Entre 8 e 11 de janeiro, o instituto da Fecomércio RJ sondou os empresários com perguntas específicas sobre o impacto da pandemia na atividade econômica da Região Central. Eles fizeram muitas críticas aos problemas que precedem a pandemia, e que o empresário do Centro enfrenta há muito tempo, como segurança, infraestrutura e pessoas em situação de rua.

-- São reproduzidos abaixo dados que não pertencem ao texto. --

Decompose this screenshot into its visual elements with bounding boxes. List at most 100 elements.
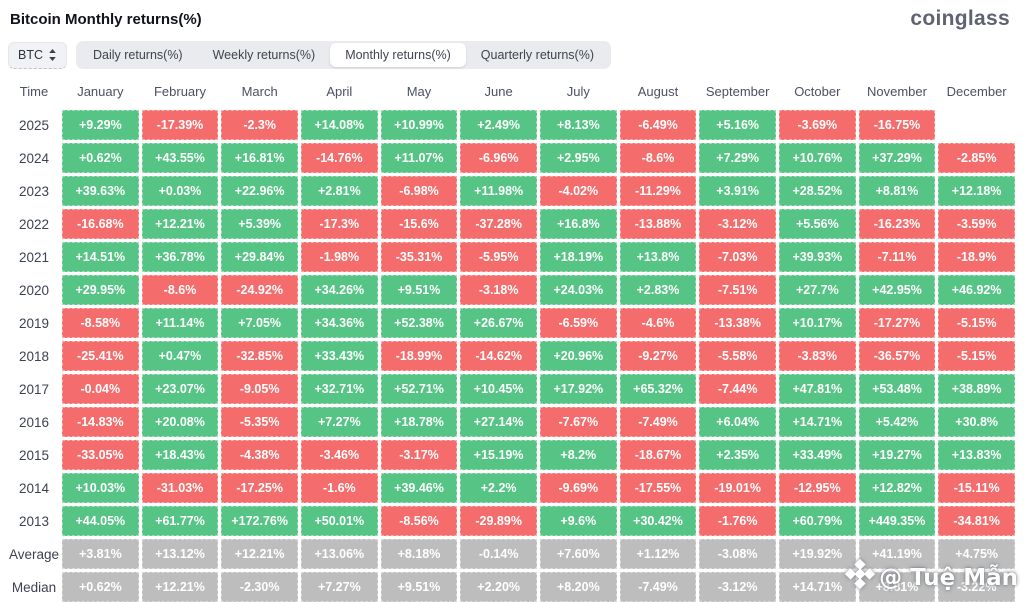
return-cell: -17.27% <box>858 308 936 338</box>
return-cell: +12.21% <box>141 572 219 602</box>
return-cell: +44.05% <box>62 506 139 536</box>
page-title: Bitcoin Monthly returns(%) <box>10 10 202 28</box>
return-cell: -5.15% <box>938 308 1015 338</box>
coin-selector[interactable]: BTC <box>8 41 67 69</box>
return-cell: +3.81% <box>62 539 139 569</box>
return-cell: -16.23% <box>858 209 936 239</box>
return-cell: +15.19% <box>460 440 537 470</box>
return-cell: -9.27% <box>619 341 697 371</box>
return-cell: -7.11% <box>858 242 936 272</box>
column-header-july: July <box>566 84 590 99</box>
return-cell: +5.39% <box>221 209 298 239</box>
return-cell: +14.08% <box>300 110 378 140</box>
return-cell: -11.29% <box>619 176 697 206</box>
return-cell: -18.67% <box>619 440 697 470</box>
return-cell: +38.89% <box>938 374 1015 404</box>
row-label: 2013 <box>18 513 50 529</box>
return-cell: +13.83% <box>938 440 1015 470</box>
return-cell: +2.35% <box>699 440 776 470</box>
row-label: 2025 <box>18 117 50 133</box>
return-cell: +10.03% <box>62 473 139 503</box>
return-cell: +14.71% <box>778 572 856 602</box>
return-cell: +7.05% <box>221 308 298 338</box>
return-cell: -13.88% <box>619 209 697 239</box>
interval-tabs: Daily returns(%) Weekly returns(%) Monthly… <box>76 41 612 69</box>
return-cell: +172.76% <box>221 506 298 536</box>
column-header-december: December <box>946 84 1007 99</box>
return-cell: +2.2% <box>460 473 537 503</box>
table-row-2024: 2024 +0.62% +43.55% +16.81% -14.76% +11.07% -6… <box>9 143 1015 173</box>
return-cell: -14.62% <box>460 341 537 371</box>
return-cell: +12.82% <box>858 473 936 503</box>
return-cell: -2.3% <box>221 110 298 140</box>
return-cell: +18.78% <box>380 407 458 437</box>
sort-arrows-icon <box>48 48 57 62</box>
return-cell: +2.20% <box>460 572 537 602</box>
return-cell: +9.29% <box>62 110 139 140</box>
row-label: Average <box>9 546 60 562</box>
return-cell: +17.92% <box>539 374 617 404</box>
return-cell: +33.43% <box>300 341 378 371</box>
column-header-may: May <box>406 84 432 99</box>
column-header-november: November <box>867 84 927 99</box>
return-cell: +10.45% <box>460 374 537 404</box>
return-cell: -6.96% <box>460 143 537 173</box>
returns-table: Time January February March April May June Jul… <box>0 77 1024 602</box>
return-cell: -3.69% <box>778 110 856 140</box>
return-cell: +4.75% <box>938 539 1015 569</box>
return-cell: +53.48% <box>858 374 936 404</box>
return-cell: +26.67% <box>460 308 537 338</box>
return-cell: +37.29% <box>858 143 936 173</box>
return-cell: +41.19% <box>858 539 936 569</box>
toolbar: BTC Daily returns(%) Weekly returns(%) Mon… <box>0 33 1024 74</box>
table-row-2019: 2019 -8.58% +11.14% +7.05% +34.36% +52.38% +26… <box>9 308 1015 338</box>
return-cell: -32.85% <box>221 341 298 371</box>
return-cell: +16.8% <box>539 209 617 239</box>
table-row-2018: 2018 -25.41% +0.47% -32.85% +33.43% -18.99% -1… <box>9 341 1015 371</box>
tab-weekly-returns[interactable]: Weekly returns(%) <box>198 43 331 67</box>
return-cell: -7.51% <box>699 275 776 305</box>
return-cell: -16.68% <box>62 209 139 239</box>
return-cell: -4.6% <box>619 308 697 338</box>
return-cell: -18.9% <box>938 242 1015 272</box>
table-header-row: Time January February March April May June Jul… <box>9 77 1015 105</box>
return-cell: +2.83% <box>619 275 697 305</box>
row-label: 2017 <box>18 381 50 397</box>
table-row-2013: 2013 +44.05% +61.77% +172.76% +50.01% -8.56% -… <box>9 506 1015 536</box>
return-cell: +10.99% <box>380 110 458 140</box>
return-cell: -2.85% <box>938 143 1015 173</box>
tab-monthly-returns[interactable]: Monthly returns(%) <box>330 43 466 67</box>
return-cell: +6.04% <box>699 407 776 437</box>
return-cell: +13.06% <box>300 539 378 569</box>
return-cell: -9.05% <box>221 374 298 404</box>
return-cell: +14.51% <box>62 242 139 272</box>
row-label: 2014 <box>18 480 50 496</box>
return-cell: +5.16% <box>699 110 776 140</box>
return-cell: +16.81% <box>221 143 298 173</box>
row-label: 2018 <box>18 348 50 364</box>
tab-daily-returns[interactable]: Daily returns(%) <box>78 43 198 67</box>
return-cell: +9.6% <box>539 506 617 536</box>
column-header-april: April <box>326 84 353 99</box>
return-cell: -4.38% <box>221 440 298 470</box>
return-cell: -37.28% <box>460 209 537 239</box>
column-header-january: January <box>77 84 124 99</box>
return-cell: -3.46% <box>300 440 378 470</box>
return-cell: -14.83% <box>62 407 139 437</box>
return-cell: +0.62% <box>62 572 139 602</box>
row-label: 2016 <box>18 414 50 430</box>
return-cell: +9.51% <box>380 572 458 602</box>
return-cell: -33.05% <box>62 440 139 470</box>
return-cell: +50.01% <box>300 506 378 536</box>
return-cell: +46.92% <box>938 275 1015 305</box>
return-cell: -29.89% <box>460 506 537 536</box>
return-cell: -34.81% <box>938 506 1015 536</box>
return-cell: +13.8% <box>619 242 697 272</box>
return-cell: +11.14% <box>141 308 219 338</box>
return-cell: +12.21% <box>141 209 219 239</box>
return-cell: -6.98% <box>380 176 458 206</box>
tab-quarterly-returns[interactable]: Quarterly returns(%) <box>466 43 609 67</box>
return-cell: -15.11% <box>938 473 1015 503</box>
return-cell: -9.69% <box>539 473 617 503</box>
return-cell: +20.96% <box>539 341 617 371</box>
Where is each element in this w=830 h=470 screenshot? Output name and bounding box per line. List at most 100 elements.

O levantamento apontou que, para 57,4% dos empresários, a demanda por bens e serviços piorou muito nos últimos meses. Os que acreditam que a situação piorou são 25,4%. Já para 12,5%, a procura permaneceu igual. Apenas 4% afirmam que a demanda melhorou, e para menos de um por cento houve incremento significativo.

Fecomércio RJ aponta efeitos do home-office

Quem passa pelo ruas do Centro do Rio observa dezenas de lojas fechadas e placas de “aluga-se” nas construções centenárias. O regime de home-office gera dificuldades para o setor recuperar as perdas causadas pelo lockdown, especialmente bares e restaurantes.

Para 10,6% dos empresários, a redução de clientes variou de 16% a 25%, seguidos por 4,6%, que apresentaram queda de 6% a 15%. Por fim, 4,6% afirmam que houve diminuição do faturamento em até 5%.

Outro fator apontado pelos empresários como um dos grandes entraves à recuperação da região é o comércio informal. Segundo eles, esse é o principal obstáculo a ser enfrentado esse ano. Dados do estudo da Fecomércio RJ mostram que, a partir de 2014, o Estado apresentou um crescimento acelerado de informais.